Né à Nice le 4 juillet 1807, Garibaldi fut tour à tour artisan de l’unité italienne, corsaire au service de la République du Rio Grande et guérillero en Uruguay, d’où son surnom de « héros des Deux-Mondes ». Après le désastre de Sedan, le 2 septembre 1870, le chef des Chemises rouges, âgé de soixante-trois ans, quitte sa petite île de Caprera au large de la Sardaigne, pour combattre les Prussiens.

Je viens donner à la France, ce qu’il reste de moi.

Début octobre, Gambetta lui offre le commande­ment de cette nouvelle armée des Vosges qui sera rapidement dénommée « armée Garibaldi » et qui compte 4000 hommes, mal armés et mal équipés, sans artillerie ni cavalerie. Le 31 octobre, les troupes allemandes investissent Dijon. Le 27, l’armée française du général Bazaine a déposé les armes à Metz.

Le 9 novembre, l’armée des Vosges se déplace à Autun. Garibaldi organise l’armée en quatre bri­gades sous le commandement de ses deux fils, Ricciotti (1847-1924) et Menotti (1840-1903), de son gendre Stefano Canzio (1837-1909), et du Polonais Jozef Bossak-Hauké (1834-1871), géné­ral qui s’est distingué lors du soulèvement de 1863.

Garibaldi, sachant que son armée n’est pas encore de taille pour affronter les troupes alle­mandes, organise des opérations de guérilla.
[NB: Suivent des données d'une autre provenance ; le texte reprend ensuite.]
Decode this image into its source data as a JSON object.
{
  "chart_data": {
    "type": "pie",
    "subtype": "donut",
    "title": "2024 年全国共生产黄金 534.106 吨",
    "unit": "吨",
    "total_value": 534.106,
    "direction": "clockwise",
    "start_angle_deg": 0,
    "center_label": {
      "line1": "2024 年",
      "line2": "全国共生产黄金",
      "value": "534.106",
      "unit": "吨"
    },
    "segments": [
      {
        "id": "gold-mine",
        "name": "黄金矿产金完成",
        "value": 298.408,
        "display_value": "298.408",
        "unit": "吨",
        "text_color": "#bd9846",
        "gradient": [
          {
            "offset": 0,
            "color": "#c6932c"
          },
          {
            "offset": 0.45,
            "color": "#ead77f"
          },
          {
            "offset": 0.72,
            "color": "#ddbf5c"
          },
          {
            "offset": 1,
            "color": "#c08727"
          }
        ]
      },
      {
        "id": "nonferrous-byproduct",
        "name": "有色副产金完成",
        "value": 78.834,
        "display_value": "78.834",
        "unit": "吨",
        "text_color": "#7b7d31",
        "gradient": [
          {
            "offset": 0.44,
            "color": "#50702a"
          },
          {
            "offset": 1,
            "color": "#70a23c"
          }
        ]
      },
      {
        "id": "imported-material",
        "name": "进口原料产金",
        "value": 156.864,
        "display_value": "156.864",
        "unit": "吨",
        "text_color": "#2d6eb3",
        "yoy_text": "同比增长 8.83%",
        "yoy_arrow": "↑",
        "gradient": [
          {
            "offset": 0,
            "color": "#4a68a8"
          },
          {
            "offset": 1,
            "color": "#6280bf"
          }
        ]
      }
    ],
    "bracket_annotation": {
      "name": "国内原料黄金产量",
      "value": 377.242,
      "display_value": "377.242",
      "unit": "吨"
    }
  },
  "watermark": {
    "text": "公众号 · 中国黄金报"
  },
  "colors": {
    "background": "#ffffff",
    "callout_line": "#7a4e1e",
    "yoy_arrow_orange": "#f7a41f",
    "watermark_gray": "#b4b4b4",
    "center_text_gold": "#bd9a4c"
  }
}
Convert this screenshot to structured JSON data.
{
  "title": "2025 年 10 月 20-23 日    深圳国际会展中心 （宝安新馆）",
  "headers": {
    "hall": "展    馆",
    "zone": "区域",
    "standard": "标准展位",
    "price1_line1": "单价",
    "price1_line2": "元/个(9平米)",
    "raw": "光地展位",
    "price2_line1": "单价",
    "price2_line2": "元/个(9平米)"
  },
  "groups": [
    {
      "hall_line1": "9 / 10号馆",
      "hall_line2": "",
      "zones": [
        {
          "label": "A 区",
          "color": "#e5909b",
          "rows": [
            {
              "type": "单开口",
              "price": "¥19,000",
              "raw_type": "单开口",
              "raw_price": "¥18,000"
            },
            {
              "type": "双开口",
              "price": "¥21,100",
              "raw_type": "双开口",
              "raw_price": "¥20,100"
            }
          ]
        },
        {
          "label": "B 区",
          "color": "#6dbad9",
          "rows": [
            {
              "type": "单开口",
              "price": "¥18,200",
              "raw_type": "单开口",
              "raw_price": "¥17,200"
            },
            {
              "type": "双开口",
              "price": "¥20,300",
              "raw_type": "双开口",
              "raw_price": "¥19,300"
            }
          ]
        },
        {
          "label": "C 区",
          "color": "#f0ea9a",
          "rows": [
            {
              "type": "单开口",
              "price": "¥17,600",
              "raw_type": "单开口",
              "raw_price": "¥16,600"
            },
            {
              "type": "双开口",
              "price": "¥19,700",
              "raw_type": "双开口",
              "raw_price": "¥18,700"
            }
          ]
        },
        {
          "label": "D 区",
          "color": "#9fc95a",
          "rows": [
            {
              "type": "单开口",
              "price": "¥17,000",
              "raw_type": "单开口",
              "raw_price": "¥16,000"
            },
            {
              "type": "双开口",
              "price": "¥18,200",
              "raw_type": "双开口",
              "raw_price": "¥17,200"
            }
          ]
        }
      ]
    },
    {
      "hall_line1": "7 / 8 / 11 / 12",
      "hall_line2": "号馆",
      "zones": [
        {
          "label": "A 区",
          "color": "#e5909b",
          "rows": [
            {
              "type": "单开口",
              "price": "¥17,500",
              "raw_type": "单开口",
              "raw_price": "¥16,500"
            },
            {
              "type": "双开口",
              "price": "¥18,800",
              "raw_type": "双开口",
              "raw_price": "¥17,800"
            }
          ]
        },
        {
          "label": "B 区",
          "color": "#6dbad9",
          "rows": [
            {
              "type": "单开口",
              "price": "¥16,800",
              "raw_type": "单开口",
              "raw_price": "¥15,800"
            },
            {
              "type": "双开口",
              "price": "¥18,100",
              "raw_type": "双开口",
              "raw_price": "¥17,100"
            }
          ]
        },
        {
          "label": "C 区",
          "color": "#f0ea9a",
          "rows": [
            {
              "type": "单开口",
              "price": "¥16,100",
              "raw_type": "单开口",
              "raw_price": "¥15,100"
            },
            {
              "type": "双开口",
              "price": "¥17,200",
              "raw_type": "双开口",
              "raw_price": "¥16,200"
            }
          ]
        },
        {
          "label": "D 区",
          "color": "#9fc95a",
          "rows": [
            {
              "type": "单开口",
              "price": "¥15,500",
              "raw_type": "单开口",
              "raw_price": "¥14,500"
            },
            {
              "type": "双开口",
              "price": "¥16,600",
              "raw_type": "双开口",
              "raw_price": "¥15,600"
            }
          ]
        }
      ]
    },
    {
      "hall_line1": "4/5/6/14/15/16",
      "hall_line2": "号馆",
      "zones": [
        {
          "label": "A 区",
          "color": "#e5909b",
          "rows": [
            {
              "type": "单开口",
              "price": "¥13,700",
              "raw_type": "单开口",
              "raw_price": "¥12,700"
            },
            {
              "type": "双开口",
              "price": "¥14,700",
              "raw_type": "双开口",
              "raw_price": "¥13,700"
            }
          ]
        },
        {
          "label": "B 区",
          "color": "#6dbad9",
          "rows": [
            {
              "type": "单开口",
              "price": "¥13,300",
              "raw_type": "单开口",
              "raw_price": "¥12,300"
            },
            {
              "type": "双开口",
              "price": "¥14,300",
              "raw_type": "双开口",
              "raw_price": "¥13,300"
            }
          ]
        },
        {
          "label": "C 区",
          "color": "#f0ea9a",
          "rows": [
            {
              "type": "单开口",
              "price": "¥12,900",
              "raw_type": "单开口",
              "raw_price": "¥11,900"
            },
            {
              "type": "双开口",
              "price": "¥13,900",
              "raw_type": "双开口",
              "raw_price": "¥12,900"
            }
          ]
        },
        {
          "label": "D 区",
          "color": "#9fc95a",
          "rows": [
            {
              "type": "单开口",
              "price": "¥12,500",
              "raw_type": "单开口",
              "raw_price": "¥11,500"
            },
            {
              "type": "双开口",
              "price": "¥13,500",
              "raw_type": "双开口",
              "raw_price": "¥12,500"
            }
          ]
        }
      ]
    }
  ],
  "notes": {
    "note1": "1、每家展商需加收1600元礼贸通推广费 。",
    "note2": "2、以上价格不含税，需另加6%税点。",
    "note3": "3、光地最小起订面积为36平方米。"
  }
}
Il décide alors d’organiser un raid sur Dijon le 26 novembre. Les garibaldiens bousculent les avant-postes allemands, mais l’attaque échoue et ils doivent se replier sur Autun. Les Allemands attaquent Autun le 1er décembre, mais devant la résistance des garibaldiens, l’attaque est stoppée et l’ennemi se replie sur Dijon.

Du 21 au 23 janvier, les Allemands attaquent Dijon. Pendant trois jours, les combats sont vio­lents, les garibaldiens se défendant âprement. Le 21, le général Bossack est tué et la moitié de ses hommes sont hors de combat. Le 23, la dernière attaque allemande est stoppée et les soldats poméraniens abandonnent le terrain et le drapeau de leur régiment. Les Allemands battent alors en retraite en direction de Langres. Cette bataille est l’une des rares victoires françaises de la guerre de 1870.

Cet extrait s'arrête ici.